Baby Care

CDC warns of virus that killed a newborn baby in Hamden

CDC warns of virus that killed a newborn baby in Hamden
Written by Publishing Team

Less than three weeks after a 34-day-old baby from Hamden died of parechovirus, the Centers for Disease Control and Prevention has put out an alert warning doctors of the virus’ increasing prevalence.

The federal agency said it has received reports of parechovirus, or PeV, infections in young infants in multiple states since May.

Human parechoviruses are common childhood germs that could cause no symptoms, mild symptoms or severe illness. Only one species, PeV-A, causes disease in humans, and PeV-A3 most often causes severe illness, the CDC said in its alert Tuesday.

PeV symptoms for children between 6 months and 5 years old include upper respiratory tract infections, fevers and rashes. However, symptoms of PeV get worse for younger patients. Infants less than three months old could present symptoms such as sepsis-like illness, seizures and meningitis, according to the CDC.

Ronan Delancy was born healthy on May 21. Just 34 days later, he died from the virus.

Ten days after Ronan was born, his mother noticed the newborn had a rash on his cheeks, a redness on his chest. and was less active. Later, in a second hospital visit, the infant was having worsening seizures. Doctors put the baby in a medically induced coma and finally discovered what was causing such harm: the parechovirus.

Though Ronan’s family hoped he would survive, he died on June 24 — at 34 days old — in his mother’s arms.

Though the CDC said it has received multiple reports of the virus across the country, the agency cannot compare this year’s cases to previous years as there is “no systematic surveillance” for the virus in the United States.

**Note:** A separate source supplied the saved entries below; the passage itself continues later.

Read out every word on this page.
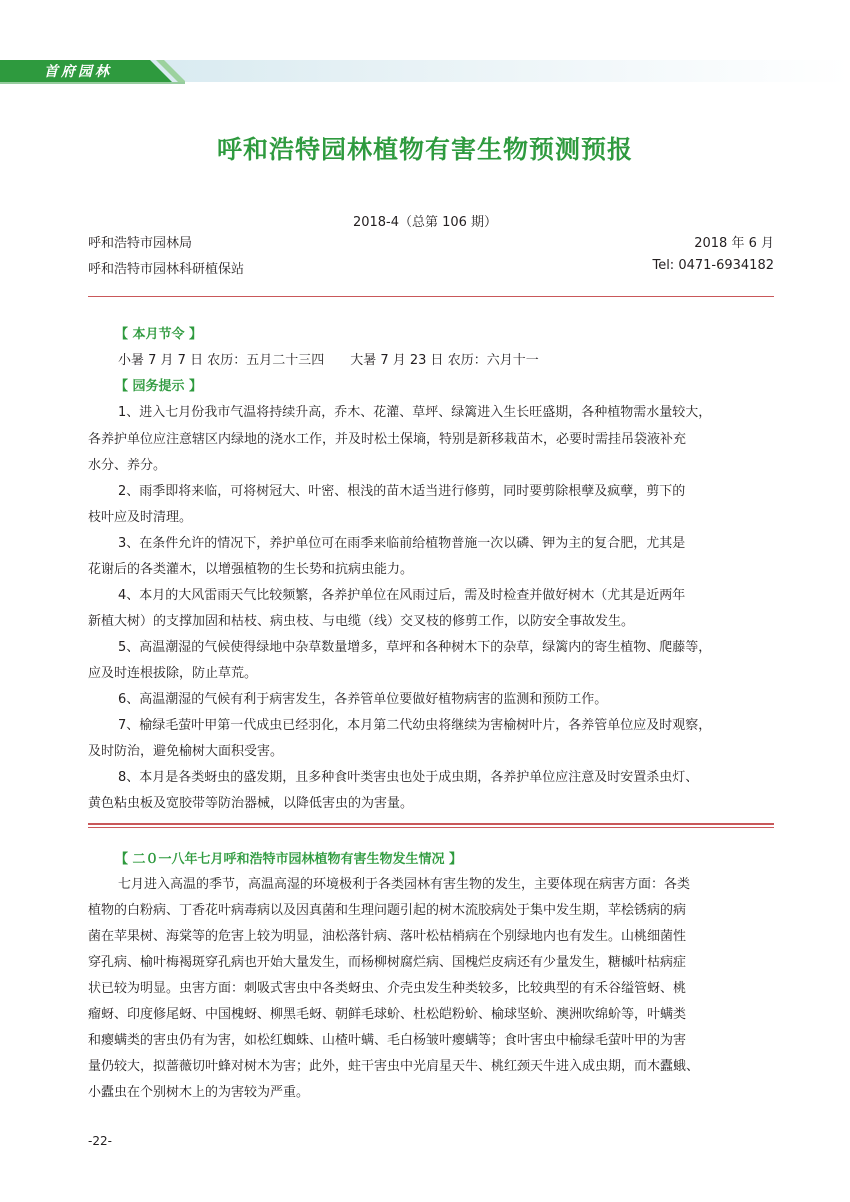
首府园林
呼和浩特园林植物有害生物预测预报
2018-4（总第 106 期）
呼和浩特市园林局	2018 年 6 月
呼和浩特市园林科研植保站	Tel: 0471-6934182
【 本月节令 】
小暑 7 月 7 日 农历：五月二十三四 大暑 7 月 23 日 农历：六月十一
【 园务提示 】
1、进入七月份我市气温将持续升高，乔木、花灌、草坪、绿篱进入生长旺盛期，各种植物需水量较大，
各养护单位应注意辖区内绿地的浇水工作，并及时松土保墒，特别是新移栽苗木，必要时需挂吊袋液补充
水分、养分。
2、雨季即将来临，可将树冠大、叶密、根浅的苗木适当进行修剪，同时要剪除根孽及疯孽，剪下的
枝叶应及时清理。
3、在条件允许的情况下，养护单位可在雨季来临前给植物普施一次以磷、钾为主的复合肥，尤其是
花谢后的各类灌木，以增强植物的生长势和抗病虫能力。
4、本月的大风雷雨天气比较频繁，各养护单位在风雨过后，需及时检查并做好树木（尤其是近两年
新植大树）的支撑加固和枯枝、病虫枝、与电缆（线）交叉枝的修剪工作，以防安全事故发生。
5、高温潮湿的气候使得绿地中杂草数量增多，草坪和各种树木下的杂草，绿篱内的寄生植物、爬藤等，
应及时连根拔除，防止草荒。
6、高温潮湿的气候有利于病害发生，各养管单位要做好植物病害的监测和预防工作。
7、榆绿毛萤叶甲第一代成虫已经羽化，本月第二代幼虫将继续为害榆树叶片，各养管单位应及时观察，
及时防治，避免榆树大面积受害。
8、本月是各类蚜虫的盛发期，且多种食叶类害虫也处于成虫期，各养护单位应注意及时安置杀虫灯、
黄色粘虫板及宽胶带等防治器械，以降低害虫的为害量。
【 二０一八年七月呼和浩特市园林植物有害生物发生情况 】
七月进入高温的季节，高温高湿的环境极利于各类园林有害生物的发生，主要体现在病害方面：各类
植物的白粉病、丁香花叶病毒病以及因真菌和生理问题引起的树木流胶病处于集中发生期，苹桧锈病的病
菌在苹果树、海棠等的危害上较为明显，油松落针病、落叶松枯梢病在个别绿地内也有发生。山桃细菌性
穿孔病、榆叶梅褐斑穿孔病也开始大量发生，而杨柳树腐烂病、国槐烂皮病还有少量发生，糖槭叶枯病症
状已较为明显。虫害方面：刺吸式害虫中各类蚜虫、介壳虫发生种类较多，比较典型的有禾谷缢管蚜、桃
瘤蚜、印度修尾蚜、中国槐蚜、柳黑毛蚜、朝鲜毛球蚧、杜松皑粉蚧、榆球坚蚧、澳洲吹绵蚧等，叶螨类
和瘿螨类的害虫仍有为害，如松红蜘蛛、山楂叶螨、毛白杨皱叶瘿螨等；食叶害虫中榆绿毛萤叶甲的为害
量仍较大，拟蔷薇切叶蜂对树木为害；此外，蛀干害虫中光肩星天牛、桃红颈天牛进入成虫期，而木蠹蛾、
小蠹虫在个别树木上的为害较为严重。
-22-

“PeV laboratory testing has become more widely available in recent years, and it is possible that increased testing has led to a higher number of PeV diagnoses compared with previous years,” the CDC added.

The CDC advised clinicians in an alert Tuesday to consider PeV as a potential diagnosis when infants present certain symptoms.

The health agency noted that there is no specific treatment for PeV infection, but a diagnosis in infants could change management strategies and “provide important health information for families.”

Both symptomatic and asymptomatic patients can transmit PeV through the fecal-oral route, or when fecal particles end up in the mouth of another person, or respiratory routes, such as through saliva or droplets from coughing, sneezing or talking.

The virus most often circulates in the summer and fall, the CDC said.

This story included previous reporting from Jordan Fenster.